I loved the main character in this book!  The fact that he was a real person made it even more interesting.  Apparently this was a Newbury Honor book and deservedly so.  It is written for 10-16 year olds but I enjoyed it too and so did my 10 year old.

 Manjiro was just a 14 year old poor fisherman living in Japan in the mid-1800's which was a time of extreme isolation for the Japanese.  They did not allow foreigners in their country and if someone left Japan, he was not allowed back in.  The people of Japan were taught that everyone else were barbarians so when Manjiro's fishing boat is shipwrecked on a deserted island during a storm, things seemed pretty hopeless for the fishermen.  They were starving when the American Whaler happened upon them.  Manjiro's companions were very distrustful of the American's but Manjiro was bright and curious and determined to learn as much as he could.  He had always felt that he was a samurai deep down inside even though his background made becoming a samurai impossible.

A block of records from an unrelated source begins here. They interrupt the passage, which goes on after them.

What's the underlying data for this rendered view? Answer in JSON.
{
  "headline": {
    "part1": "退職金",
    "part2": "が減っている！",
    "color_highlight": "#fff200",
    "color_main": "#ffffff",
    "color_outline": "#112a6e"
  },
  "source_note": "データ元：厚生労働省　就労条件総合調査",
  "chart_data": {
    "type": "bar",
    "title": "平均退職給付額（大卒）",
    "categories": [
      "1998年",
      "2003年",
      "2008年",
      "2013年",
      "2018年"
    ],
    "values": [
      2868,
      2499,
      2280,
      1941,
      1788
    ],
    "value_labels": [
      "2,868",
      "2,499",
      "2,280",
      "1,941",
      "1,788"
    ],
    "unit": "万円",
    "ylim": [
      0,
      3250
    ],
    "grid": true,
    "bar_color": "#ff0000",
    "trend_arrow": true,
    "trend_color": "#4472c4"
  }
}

After a couple of years at sea, the whaler returned to New Bedford, Massachusetts.  The captain of the ship had come to love Manjiro and took him into his home.  It was the first time a Japanese person had set foot on American soil.  Manjiro went to school and tried to fit in but found it difficult.  He was not always accepted.  He managed to learn much and made many friends but when he had the chance to work on another ship and possibly return to Japan, he took it.  He had missed his family greatly.  Upon returning to Japan he was put in prison until the Shogun recognized his worth. 

Apparently the book is quite faithful to the actual events of Manjiro's life and even includes drawings made by him and a picture of him.  I thought that his life was fascinating and highly recommend this book!  There was some violence that might not be appropriate for younger children.  Rated PG.